The Consideration offered under the Arrangement represents a premium of approximately 47% over the volume-weighted average price of the shares based on the Corporation's trading volume on the TSX over the 30 trading days prior to the initial announcement of the Privatization Proposal on January 8, 2013.
The Corporation has been advised that Agrium Inc., the beneficial owner of approximately 20% of Hanfeng's outstanding common shares and a significant company in the agricultural sector, has entered into a support agreement with the Purchaser pursuant to which it has agreed to vote its shares in favour of the Arrangement.
In order to consider the Arrangement, Hanfeng's annual and special meeting (the "Meeting") has been rescheduled to Friday, March 15, 2013, at 8:30 a.m. (Toronto time).

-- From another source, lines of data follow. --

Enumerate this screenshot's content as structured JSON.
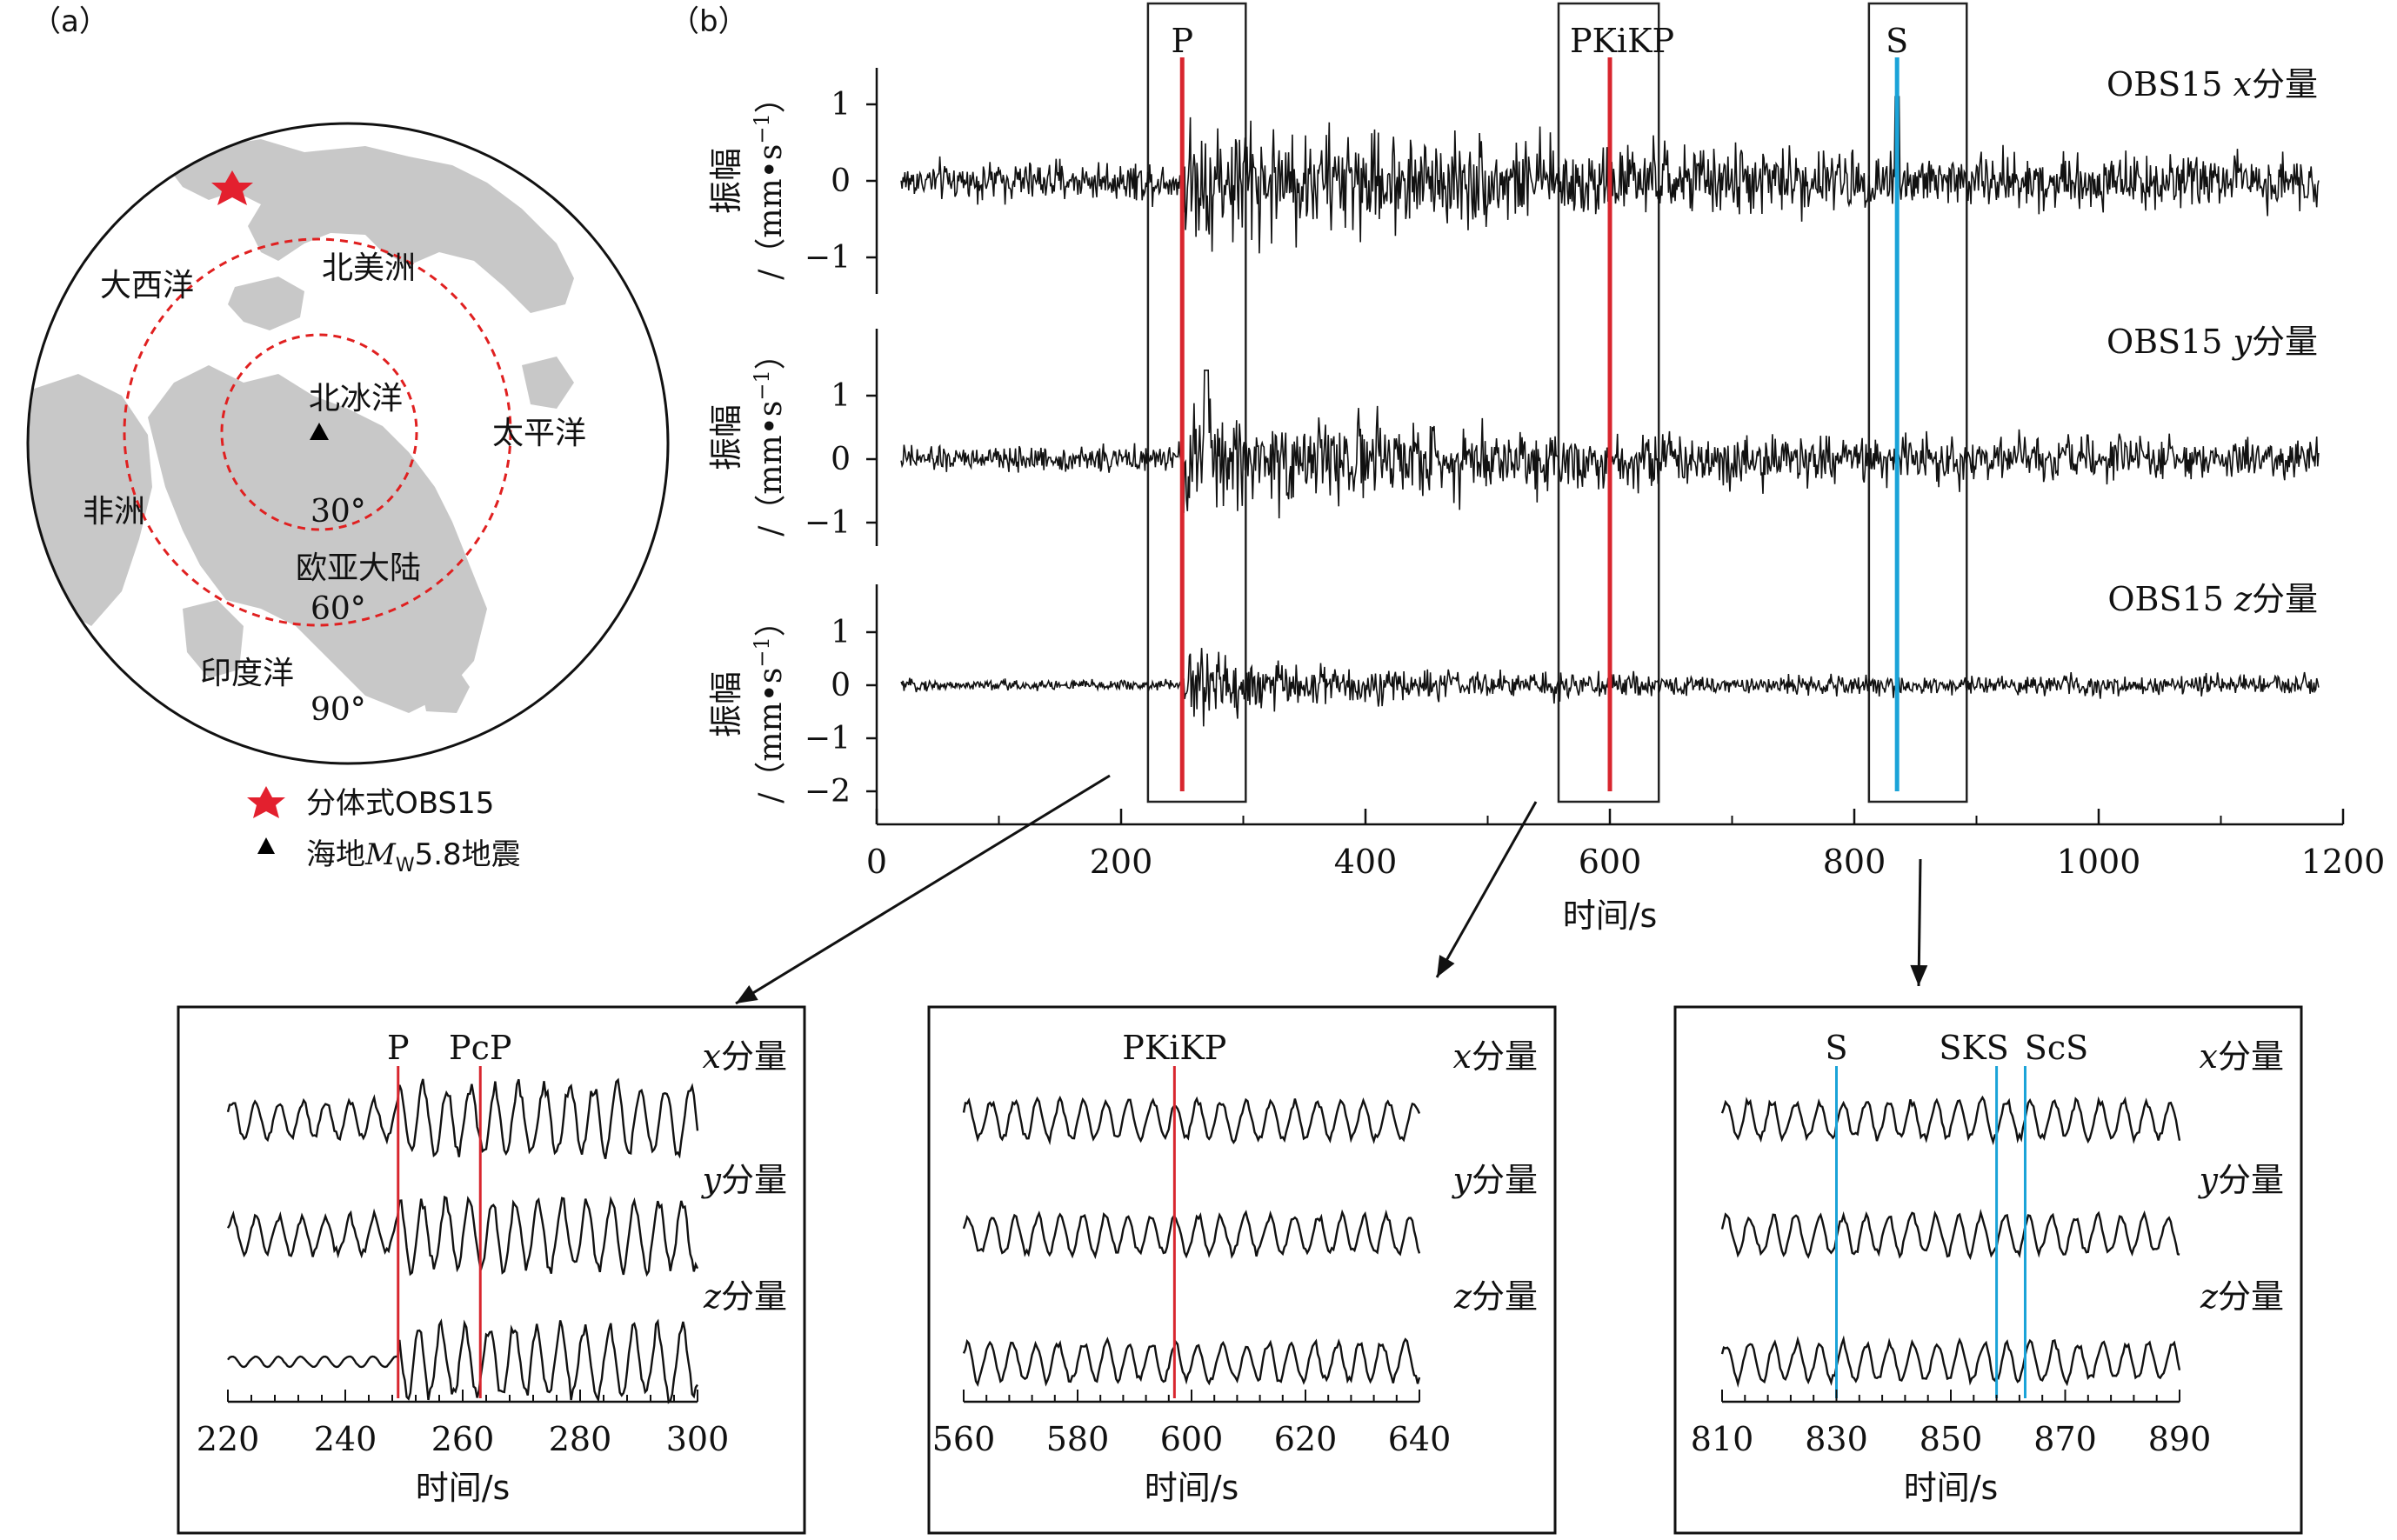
{
  "panel_a": {
    "label": "（a）",
    "map_labels": [
      "大西洋",
      "北美洲",
      "北冰洋",
      "太平洋",
      "非洲",
      "欧亚大陆",
      "印度洋"
    ],
    "ring_labels": [
      "30°",
      "60°",
      "90°"
    ],
    "legend": [
      {
        "symbol": "red-star",
        "text": "分体式OBS15"
      },
      {
        "symbol": "black-triangle",
        "text_prefix": "海地",
        "M": "M",
        "sub": "W",
        "text_suffix": "5.8地震"
      }
    ],
    "colors": {
      "land": "#c8c8c8",
      "ring": "#e02020",
      "star": "#e3202e",
      "triangle": "#000000"
    }
  },
  "panel_b": {
    "label": "（b）",
    "phase_labels": [
      "P",
      "PKiKP",
      "S"
    ],
    "phase_times": [
      250,
      600,
      835
    ],
    "phase_colors": [
      "#d8262e",
      "#d8262e",
      "#1aa3d8"
    ],
    "channels": [
      {
        "prefix": "OBS15 ",
        "comp": "x",
        "suffix": "分量",
        "yticks": [
          1,
          0,
          -1
        ],
        "yrange": [
          -1.5,
          1.5
        ]
      },
      {
        "prefix": "OBS15 ",
        "comp": "y",
        "suffix": "分量",
        "yticks": [
          1,
          0,
          -1
        ],
        "yrange": [
          -1.5,
          1.5
        ]
      },
      {
        "prefix": "OBS15 ",
        "comp": "z",
        "suffix": "分量",
        "yticks": [
          1,
          0,
          -1,
          -2
        ],
        "yrange": [
          -2.2,
          1.5
        ]
      }
    ],
    "ylabel_main": "振幅",
    "ylabel_unit_pre": "/（mm•s",
    "ylabel_unit_sup": "−1",
    "ylabel_unit_post": "）",
    "xaxis": {
      "ticks": [
        0,
        200,
        400,
        600,
        800,
        1000,
        1200
      ],
      "range": [
        0,
        1200
      ],
      "label": "时间/s"
    },
    "zoom_windows": [
      [
        220,
        300
      ],
      [
        560,
        640
      ],
      [
        810,
        890
      ]
    ]
  },
  "zooms": [
    {
      "xlim": [
        220,
        300
      ],
      "ticks": [
        220,
        240,
        260,
        280,
        300
      ],
      "xlabel": "时间/s",
      "phases": [
        {
          "name": "P",
          "t": 249,
          "color": "#d8262e"
        },
        {
          "name": "PcP",
          "t": 263,
          "color": "#d8262e"
        }
      ],
      "comp_labels": [
        {
          "comp": "x",
          "suffix": "分量"
        },
        {
          "comp": "y",
          "suffix": "分量"
        },
        {
          "comp": "z",
          "suffix": "分量"
        }
      ]
    },
    {
      "xlim": [
        560,
        640
      ],
      "ticks": [
        560,
        580,
        600,
        620,
        640
      ],
      "xlabel": "时间/s",
      "phases": [
        {
          "name": "PKiKP",
          "t": 597,
          "color": "#d8262e"
        }
      ],
      "comp_labels": [
        {
          "comp": "x",
          "suffix": "分量"
        },
        {
          "comp": "y",
          "suffix": "分量"
        },
        {
          "comp": "z",
          "suffix": "分量"
        }
      ]
    },
    {
      "xlim": [
        810,
        890
      ],
      "ticks": [
        810,
        830,
        850,
        870,
        890
      ],
      "xlabel": "时间/s",
      "phases": [
        {
          "name": "S",
          "t": 830,
          "color": "#1aa3d8"
        },
        {
          "name": "SKS",
          "t": 858,
          "color": "#1aa3d8"
        },
        {
          "name": "ScS",
          "t": 863,
          "color": "#1aa3d8"
        }
      ],
      "comp_labels": [
        {
          "comp": "x",
          "suffix": "分量"
        },
        {
          "comp": "y",
          "suffix": "分量"
        },
        {
          "comp": "z",
          "suffix": "分量"
        }
      ]
    }
  ]
}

In addition to the usual annual business, shareholders of the Corporation (the "Shareholders") will be asked to consider and if thought fit approve a special resolution in respect of the Corporation's proposed going-private transaction pursuant to the Arrangement.
Shareholders of record as of 5:00 p.m. (Toronto time) on January 15, 2013, the record date for the Meeting, are entitled to receive notice of and to attend, and to vote at, the Meeting or any adjournment or postponement of the Meeting.
As previously announced, the board of directors formed a special committee of independent directors (the "Special Committee"), comprised of Loudon Owen, David Thomson and Edwin Nordholm, to review and consider and make recommendations regarding the Privatization Proposal. The Special Committee engaged Deloitte LLP ("Deloitte") as its independent valuator and financial advisor, to prepare a valuation and fairness opinion with respect to the Transaction (the "Valuation and Fairness Opinion"). Subject to the qualifications, restrictions and assumptions set forth in the Valuation and Fairness Opinion, in the opinion of Deloitte, as of February 9, 2013, the consideration payable under the Arrangement is fair, from a financial point of view, to Shareholders other than Mr. Yu.
Having undertaken a thorough review of, and carefully considered, the Arrangement, including consulting with its independent legal and financial advisors, the Special Committee has unanimously determined that the Arrangement is in the best interests of the Corporation. Accordingly, the Special Committee unanimously recommended that the board of directors approve the Arrangement Agreement and recommend that Shareholders vote for the Arrangement Resolution.